Ve hep dediğimiz gibi;
İlk günden beri “haksızlık”larla, “yolsuzluk”larla, “soysuzluk”larla mücadele etmiştir!..
Söyleyin Allah aşkına;
“Yolsuzluk” yapmayan, “milletin emeği ve alınteri”ni çalmayan, “vergi yüzsüzü” olmayan, kitabında “kaçakçılık” yazmayan, “milletin gelenek, görenek ve inancı”na küfretmeyen, “baskıcı, dayatmacı ve despot” olmayan bir insan, niye rahatsız olsun Vakit’ten?.. Niye “Vakit’i boğmaya” ve niye “olduğundan farklı” göstermeye yeltensin?..
Biliniz ki;
Kim “Vakit’ten rahatsız” oluyorsa, o insan mutlaka “çiğ” yemiştir de, onun için “karnı ağrıyor”dur!..
Ve yine, kim “Vakit’ten rahatsız” oluyorsa; mutlaka “gocunduğu bir yara” vardır!..
“Cem Mansur üzerinden Vakit’e saldıran Hürriyet”in “yara”ları sayılamayacak kadar çok olmalı ki; “kendi saldırıları” yetmemiş, şimdi de “başkaları üzerinden” saldırıyorlar!..
Bilmiyorlar ki, Vakit’i korkutamazlar!..
Bilmiyorlar ki, Vakit’i susturamazlar!..
BUNLARI YAZMAK MI KIŞKIRTICILIK?
Vakit’in boynuna “kışkırtıcı” yaftasını asmak isteyenlere sormak istiyoruz;
Vakit’in hangi haberi veya hangi yazısı “kışkırtıcı”dır?.. Ne yani; bazı insanların dışkılarında “gök boncuk” mu vardır ki, “burunlarından kıl aldırmaz”lar?.. Onlar birer “dokunulmaz” mıdır ki, “en ufak bir eleştiri”de, koltuklarına “raptiye” konulmuş gibi hemen havalara zıplıyorlar!..

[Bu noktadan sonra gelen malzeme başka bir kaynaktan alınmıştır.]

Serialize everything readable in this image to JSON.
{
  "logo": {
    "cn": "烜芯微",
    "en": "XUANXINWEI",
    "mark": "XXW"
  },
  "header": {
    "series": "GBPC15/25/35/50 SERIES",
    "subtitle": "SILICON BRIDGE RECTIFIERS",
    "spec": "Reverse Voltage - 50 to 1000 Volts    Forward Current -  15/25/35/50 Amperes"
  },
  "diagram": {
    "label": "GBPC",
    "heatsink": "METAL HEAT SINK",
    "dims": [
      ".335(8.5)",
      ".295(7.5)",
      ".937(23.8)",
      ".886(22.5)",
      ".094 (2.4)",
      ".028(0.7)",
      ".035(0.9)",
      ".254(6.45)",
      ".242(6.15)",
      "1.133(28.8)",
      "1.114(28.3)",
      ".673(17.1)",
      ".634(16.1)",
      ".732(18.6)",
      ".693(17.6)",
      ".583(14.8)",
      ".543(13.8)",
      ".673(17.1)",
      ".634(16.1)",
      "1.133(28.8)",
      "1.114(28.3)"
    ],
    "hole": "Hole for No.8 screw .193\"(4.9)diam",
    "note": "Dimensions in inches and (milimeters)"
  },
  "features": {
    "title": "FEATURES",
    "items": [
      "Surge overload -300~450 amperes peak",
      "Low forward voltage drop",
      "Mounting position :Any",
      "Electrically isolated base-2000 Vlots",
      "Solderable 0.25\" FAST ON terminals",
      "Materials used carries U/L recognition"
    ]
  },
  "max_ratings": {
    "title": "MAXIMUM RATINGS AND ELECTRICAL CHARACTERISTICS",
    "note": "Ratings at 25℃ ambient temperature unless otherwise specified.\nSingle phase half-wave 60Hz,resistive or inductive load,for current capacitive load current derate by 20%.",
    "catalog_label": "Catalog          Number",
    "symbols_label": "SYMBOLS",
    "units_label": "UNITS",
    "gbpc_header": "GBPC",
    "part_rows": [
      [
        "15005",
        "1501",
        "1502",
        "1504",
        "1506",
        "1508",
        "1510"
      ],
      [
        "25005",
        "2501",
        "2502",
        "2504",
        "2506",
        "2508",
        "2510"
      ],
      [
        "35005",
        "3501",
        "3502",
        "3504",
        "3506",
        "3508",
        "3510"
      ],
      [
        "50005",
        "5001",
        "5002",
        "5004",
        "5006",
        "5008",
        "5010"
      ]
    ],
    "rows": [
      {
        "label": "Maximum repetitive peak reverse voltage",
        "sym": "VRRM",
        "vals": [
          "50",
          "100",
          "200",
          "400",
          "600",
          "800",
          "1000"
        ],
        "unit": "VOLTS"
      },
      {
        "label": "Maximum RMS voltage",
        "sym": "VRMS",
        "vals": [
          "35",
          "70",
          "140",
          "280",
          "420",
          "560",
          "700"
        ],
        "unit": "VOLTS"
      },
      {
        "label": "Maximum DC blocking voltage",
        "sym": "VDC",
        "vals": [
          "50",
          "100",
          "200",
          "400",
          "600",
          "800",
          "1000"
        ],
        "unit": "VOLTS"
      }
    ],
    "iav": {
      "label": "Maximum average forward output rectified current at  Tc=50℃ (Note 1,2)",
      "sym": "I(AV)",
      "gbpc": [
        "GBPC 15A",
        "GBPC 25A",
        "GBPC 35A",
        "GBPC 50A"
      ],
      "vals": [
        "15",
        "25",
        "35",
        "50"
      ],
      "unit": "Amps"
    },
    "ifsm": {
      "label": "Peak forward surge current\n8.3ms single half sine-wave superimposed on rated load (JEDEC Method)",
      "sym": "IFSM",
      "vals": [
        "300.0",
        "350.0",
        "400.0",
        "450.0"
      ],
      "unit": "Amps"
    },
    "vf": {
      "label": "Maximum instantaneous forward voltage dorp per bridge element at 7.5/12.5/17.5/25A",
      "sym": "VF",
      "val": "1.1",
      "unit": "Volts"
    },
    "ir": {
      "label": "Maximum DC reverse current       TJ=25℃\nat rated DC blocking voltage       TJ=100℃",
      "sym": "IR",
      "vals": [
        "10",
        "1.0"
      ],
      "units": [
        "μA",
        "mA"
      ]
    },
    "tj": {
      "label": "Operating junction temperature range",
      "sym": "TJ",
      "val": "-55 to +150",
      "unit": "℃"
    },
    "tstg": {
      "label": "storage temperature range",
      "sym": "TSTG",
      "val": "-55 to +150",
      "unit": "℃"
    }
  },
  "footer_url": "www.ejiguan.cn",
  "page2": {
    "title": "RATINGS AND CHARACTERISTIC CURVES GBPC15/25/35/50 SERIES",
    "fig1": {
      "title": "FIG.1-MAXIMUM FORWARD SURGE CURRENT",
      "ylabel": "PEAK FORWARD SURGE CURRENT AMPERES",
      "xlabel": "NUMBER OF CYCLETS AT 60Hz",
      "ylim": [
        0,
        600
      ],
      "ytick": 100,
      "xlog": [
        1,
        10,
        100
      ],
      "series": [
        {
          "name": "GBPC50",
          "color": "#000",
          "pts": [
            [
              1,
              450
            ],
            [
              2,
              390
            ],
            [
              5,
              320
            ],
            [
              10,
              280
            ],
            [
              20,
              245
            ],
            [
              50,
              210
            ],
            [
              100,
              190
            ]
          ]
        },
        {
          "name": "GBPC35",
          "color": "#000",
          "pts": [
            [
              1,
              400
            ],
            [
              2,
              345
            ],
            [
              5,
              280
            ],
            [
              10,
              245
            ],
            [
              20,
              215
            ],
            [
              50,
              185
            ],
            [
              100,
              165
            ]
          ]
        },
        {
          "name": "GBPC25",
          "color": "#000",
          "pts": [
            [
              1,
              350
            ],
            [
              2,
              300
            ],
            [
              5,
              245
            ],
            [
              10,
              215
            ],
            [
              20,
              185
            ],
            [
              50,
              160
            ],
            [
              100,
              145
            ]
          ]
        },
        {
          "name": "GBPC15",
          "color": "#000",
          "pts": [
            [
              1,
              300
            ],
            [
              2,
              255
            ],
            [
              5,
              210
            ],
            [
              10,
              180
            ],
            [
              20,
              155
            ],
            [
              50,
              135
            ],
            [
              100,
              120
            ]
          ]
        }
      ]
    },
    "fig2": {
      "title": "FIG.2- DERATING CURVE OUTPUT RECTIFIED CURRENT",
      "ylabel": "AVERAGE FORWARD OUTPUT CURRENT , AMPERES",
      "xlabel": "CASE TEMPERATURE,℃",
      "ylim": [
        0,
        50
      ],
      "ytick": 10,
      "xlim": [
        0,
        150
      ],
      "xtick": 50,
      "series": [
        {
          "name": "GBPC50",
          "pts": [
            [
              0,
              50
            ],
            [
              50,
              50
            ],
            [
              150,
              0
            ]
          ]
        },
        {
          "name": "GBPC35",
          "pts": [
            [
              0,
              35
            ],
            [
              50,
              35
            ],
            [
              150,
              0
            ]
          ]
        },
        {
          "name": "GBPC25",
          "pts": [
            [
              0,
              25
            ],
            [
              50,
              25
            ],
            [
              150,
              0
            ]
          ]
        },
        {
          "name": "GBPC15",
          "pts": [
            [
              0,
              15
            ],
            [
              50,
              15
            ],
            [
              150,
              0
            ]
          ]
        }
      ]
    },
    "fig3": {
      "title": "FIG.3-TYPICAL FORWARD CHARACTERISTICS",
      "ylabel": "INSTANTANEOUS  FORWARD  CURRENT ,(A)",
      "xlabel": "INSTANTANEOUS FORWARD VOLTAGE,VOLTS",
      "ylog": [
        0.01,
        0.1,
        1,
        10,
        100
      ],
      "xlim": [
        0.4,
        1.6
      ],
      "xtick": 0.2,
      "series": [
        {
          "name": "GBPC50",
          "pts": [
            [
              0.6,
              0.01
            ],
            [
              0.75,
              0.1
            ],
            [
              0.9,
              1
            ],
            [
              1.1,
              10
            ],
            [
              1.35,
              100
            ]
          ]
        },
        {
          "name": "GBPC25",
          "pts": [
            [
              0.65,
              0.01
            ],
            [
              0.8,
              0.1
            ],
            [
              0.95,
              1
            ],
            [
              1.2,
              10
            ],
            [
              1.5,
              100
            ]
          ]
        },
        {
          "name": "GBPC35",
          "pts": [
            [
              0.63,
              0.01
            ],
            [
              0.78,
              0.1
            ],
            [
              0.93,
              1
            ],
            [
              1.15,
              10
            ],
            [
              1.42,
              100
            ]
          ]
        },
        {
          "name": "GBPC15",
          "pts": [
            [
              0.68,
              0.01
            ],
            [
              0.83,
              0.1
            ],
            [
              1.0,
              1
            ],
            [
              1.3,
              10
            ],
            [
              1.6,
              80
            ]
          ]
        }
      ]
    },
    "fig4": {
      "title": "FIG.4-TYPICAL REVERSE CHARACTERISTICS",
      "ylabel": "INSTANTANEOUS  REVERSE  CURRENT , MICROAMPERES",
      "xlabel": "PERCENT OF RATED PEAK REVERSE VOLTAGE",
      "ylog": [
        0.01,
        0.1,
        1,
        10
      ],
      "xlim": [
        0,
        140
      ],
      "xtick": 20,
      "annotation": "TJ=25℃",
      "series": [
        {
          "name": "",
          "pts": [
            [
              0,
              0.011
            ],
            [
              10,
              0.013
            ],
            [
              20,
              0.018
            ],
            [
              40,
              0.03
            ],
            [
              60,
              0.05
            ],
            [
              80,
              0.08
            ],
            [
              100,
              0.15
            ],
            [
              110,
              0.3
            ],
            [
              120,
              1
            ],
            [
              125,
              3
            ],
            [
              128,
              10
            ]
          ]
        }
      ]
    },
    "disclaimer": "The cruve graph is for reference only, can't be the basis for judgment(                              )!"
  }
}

“Klasik Batı müziği” adı altında icra edilen müziklerin, genelde “kilise müziği” olduğunu yazmak mıdır kışkırtıcılık?..
Birçok insanın “kutsal” saydığı bir mekânda “şarap servisi” yapılmasını eleştirmek midir kışkırtıcılık?..
“Başka mekânlar”da olsa, “astronomik kira”lar ödeyerek gerçekleşecek bir “organizasyon”un, “beleş”e getirilmesini haber vermek midir kışkırtıcılık?..
Açık ve net soruyoruz;
Bu tür “konser”leri organize eden Hakan Erdoğan adlı şahıs, “Topkapı Sarayı’nın avlusu” için “kaç para” ödemiştir?.. Yoksa, o avlu “bedava”ya mı tahsis edilmiştir kendisine?..
Eğer “para” ödemişse ne kadar ödemiştir?..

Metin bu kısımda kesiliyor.